Moreover, he said, a strong peso means that, in the long run, U.S. consumers will end up paying more at the supermarket for imports like avocados.
Peso’s strength
“Although the 2023 peso gains against the dollar mean that dollar remittances will not go as far once converted into pesos, it is a good problem to have,” added Tom Fullerton, an economics professor at the University of Texas at El Paso. “That is because the peso’s strength reflects good performances in several key areas,” led by nearshoring.
And as long as the U.S. economy continues to do well, Mexicans abroad will continue to send remittances home.
In May, Mexico brought in close to $5.7 billion in remittances, according to Mexico’s Central Bank.
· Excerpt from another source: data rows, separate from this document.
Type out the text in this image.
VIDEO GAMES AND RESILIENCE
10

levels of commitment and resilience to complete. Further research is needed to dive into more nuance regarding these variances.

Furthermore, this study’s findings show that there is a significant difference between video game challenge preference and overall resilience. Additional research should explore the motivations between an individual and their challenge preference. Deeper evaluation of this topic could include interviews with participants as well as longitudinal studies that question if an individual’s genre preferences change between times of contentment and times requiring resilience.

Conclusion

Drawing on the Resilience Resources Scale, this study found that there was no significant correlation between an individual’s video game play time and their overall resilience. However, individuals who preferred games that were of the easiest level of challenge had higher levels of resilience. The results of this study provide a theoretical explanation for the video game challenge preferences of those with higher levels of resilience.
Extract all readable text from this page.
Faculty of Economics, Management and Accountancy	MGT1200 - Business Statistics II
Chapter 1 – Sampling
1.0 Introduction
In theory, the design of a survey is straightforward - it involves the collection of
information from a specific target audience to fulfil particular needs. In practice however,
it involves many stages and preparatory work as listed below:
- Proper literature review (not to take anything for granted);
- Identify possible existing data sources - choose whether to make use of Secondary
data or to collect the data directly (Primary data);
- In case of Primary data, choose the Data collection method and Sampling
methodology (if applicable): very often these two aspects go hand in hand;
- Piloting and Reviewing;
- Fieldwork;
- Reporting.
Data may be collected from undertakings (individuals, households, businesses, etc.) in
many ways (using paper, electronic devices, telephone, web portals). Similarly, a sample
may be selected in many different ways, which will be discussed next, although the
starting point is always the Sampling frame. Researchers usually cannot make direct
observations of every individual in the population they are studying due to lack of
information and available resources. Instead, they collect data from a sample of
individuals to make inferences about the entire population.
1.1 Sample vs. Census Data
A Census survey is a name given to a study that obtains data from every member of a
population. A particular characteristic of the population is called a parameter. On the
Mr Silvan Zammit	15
But as Mexico and the U.S. enter presidential elections in 2024 — Mexico next June and the U.S. in November — uncertainty looms. Anxiety is reflected among the residents of La Sauceda, a community of more than 4,000 people whose livelihoods depend on tourism and artistic work with wood, glass and ceramics.
“I’ve worked hard to expand my fruit stand,” said Robles. “But our destiny depends on the well-being of both countries… I pray to God (that) people continue supporting me.”
Back in Dallas, Ortiz notes that a strong peso is just one of the challenges facing immigrants. Last fall, he said, he made one of his quarterly trips to his hometown of Ocampo, Guanajuato, when he was robbed at gunpoint by members of organized crime.
They told him they, not the government, owned the highway. He was robbed of everything, including items he was taking back to his hometown from North Texas. Since then, Ortiz, 74, continues to make his quarterly treks back home. But he does so now by plane.
“We as immigrants, the sons and daughters of Mexico, are targets because of our dollars,” Ortiz said. “We fall and rise, depending on the value of the dollar.”